The original binary search algorithm in the JDK used 32-bit integers and had an overflow bug if (low + high) > INT_MAX
(http://googleresearch.blogspot.com/2006/06/extra-extra-read-all-about-it-nearly.html).
If we rewrote the same binary search algorithm using (signed) 64-bit integers, can we assume that low + high
will never exceed INT64_MAX because it’s physically impossible to have 10^18 bytes of memory?
When using (signed) 64-bit integers to represent physical quantities, is it reasonable to assume underflow and overflow can’t happen?
13
The short answer is no. However, for some applications your assumption might be correct.
Assuming a signed int, 2^63, with commas added for some clarity, = 9,223,372,036,854,775,808. So it’s roughly 9 * 10^18. 10^18 is an “Exa”.
Wikipedia says “As of 2013, the World Wide Web is estimated to have reached 4 zettabytes.[12]”, which is 4000 Exabytes. Therefore, the WWW is roughly 400 times larger than 2^63 bytes.

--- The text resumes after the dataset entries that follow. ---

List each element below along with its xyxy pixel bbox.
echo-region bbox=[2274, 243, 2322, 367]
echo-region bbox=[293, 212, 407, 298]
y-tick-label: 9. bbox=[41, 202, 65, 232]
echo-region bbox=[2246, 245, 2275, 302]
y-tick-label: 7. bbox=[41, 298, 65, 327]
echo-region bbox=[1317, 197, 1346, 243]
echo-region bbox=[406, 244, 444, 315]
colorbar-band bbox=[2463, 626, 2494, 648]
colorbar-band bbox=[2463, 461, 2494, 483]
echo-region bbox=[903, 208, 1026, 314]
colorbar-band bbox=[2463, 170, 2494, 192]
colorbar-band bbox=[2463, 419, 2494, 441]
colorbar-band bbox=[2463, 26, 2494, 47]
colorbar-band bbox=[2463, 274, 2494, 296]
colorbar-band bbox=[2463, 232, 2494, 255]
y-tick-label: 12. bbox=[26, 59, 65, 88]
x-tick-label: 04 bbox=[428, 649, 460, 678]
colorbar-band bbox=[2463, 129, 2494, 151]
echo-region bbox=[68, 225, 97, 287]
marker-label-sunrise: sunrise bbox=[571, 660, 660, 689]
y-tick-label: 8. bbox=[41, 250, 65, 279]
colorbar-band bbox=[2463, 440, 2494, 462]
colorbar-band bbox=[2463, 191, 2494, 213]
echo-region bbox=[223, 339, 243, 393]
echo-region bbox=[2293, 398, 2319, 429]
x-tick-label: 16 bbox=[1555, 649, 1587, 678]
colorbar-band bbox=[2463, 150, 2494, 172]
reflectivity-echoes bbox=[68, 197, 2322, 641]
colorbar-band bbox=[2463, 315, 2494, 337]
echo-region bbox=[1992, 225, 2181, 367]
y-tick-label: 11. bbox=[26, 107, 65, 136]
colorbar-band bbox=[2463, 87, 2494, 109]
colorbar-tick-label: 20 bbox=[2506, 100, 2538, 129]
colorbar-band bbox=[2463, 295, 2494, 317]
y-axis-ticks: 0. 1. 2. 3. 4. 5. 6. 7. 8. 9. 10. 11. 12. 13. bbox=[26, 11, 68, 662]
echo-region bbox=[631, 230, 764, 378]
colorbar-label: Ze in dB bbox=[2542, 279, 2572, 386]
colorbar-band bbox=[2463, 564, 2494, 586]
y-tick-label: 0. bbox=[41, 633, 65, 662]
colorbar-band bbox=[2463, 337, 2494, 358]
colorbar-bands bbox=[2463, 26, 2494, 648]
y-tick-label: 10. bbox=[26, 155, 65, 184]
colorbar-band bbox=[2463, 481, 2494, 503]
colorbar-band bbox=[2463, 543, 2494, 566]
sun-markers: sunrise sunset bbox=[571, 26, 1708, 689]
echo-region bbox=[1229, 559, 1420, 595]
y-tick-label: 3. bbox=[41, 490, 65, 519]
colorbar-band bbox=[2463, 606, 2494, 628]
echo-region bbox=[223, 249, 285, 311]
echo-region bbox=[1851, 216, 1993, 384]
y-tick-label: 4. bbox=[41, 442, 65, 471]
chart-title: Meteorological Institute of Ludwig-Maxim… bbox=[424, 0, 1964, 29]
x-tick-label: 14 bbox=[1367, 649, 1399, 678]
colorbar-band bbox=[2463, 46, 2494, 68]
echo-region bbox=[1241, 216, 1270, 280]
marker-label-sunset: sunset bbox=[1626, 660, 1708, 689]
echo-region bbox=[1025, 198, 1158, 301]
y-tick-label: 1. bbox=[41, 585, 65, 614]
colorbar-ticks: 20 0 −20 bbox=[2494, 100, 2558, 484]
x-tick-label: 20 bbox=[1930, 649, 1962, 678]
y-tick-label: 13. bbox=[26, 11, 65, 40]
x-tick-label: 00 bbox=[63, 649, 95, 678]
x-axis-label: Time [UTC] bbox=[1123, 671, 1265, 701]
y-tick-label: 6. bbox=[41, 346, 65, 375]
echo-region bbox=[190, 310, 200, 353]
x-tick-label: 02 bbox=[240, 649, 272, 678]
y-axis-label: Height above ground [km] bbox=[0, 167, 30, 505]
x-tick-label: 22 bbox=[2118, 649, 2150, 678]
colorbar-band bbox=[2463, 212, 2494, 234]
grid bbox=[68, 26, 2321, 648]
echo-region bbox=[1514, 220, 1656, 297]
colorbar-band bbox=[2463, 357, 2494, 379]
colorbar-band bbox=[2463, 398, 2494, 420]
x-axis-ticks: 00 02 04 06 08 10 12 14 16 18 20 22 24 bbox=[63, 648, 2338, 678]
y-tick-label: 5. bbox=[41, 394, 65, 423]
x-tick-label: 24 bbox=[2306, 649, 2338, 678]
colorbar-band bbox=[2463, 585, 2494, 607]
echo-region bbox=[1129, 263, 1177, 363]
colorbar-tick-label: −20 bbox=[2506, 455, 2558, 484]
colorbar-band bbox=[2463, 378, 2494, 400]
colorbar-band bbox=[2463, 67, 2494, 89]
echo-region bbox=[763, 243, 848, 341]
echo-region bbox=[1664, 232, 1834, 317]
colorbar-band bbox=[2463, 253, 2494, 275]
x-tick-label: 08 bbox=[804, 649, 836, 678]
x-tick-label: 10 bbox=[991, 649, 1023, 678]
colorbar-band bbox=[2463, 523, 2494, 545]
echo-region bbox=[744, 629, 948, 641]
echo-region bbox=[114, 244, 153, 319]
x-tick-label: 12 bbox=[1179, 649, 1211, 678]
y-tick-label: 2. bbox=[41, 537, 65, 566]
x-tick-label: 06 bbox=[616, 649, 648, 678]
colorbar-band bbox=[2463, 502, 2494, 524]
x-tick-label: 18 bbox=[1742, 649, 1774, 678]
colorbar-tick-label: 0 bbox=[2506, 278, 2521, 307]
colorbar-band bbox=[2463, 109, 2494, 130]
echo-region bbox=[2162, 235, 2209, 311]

Therefore, there is at least one physical quantity that is much larger than a signed (or unsigned) 64 bit integer. Assuming that your units are bytes. If your units were something much larger, like GigaBytes, then you’d be o.k., but your precision of measurement would be low.
For another example, consider far away galaxies. The Andromeda Galaxy is actually one of the close ones, and it is 2.5 * 10^6 light years away. If your units were miles, that would be 14.5 * 10^18, more than a 64 bit signed integer. Now, obviously it depends on the units you use for your measurements, but some galaxies are way further away than Andromeda. (The furthest known one is 13 * 10^9 L.Y. away.) Depending on the precision you want for your measurement, it could overflow a 64 bit integer.
(Added) Yes, miles are a lousy unit for astronomical distance. A more normal unit might be an Astronomical Unit, roughly 93 million miles. Using that unit of measurement, the furthest known galaxy is roughly 10^15 A.U. (if my math is right), which would fit into a 64 bit int. However, if you wanted to also measure the distance to the Moon, to nearby orbiting satellites, that unit is too large.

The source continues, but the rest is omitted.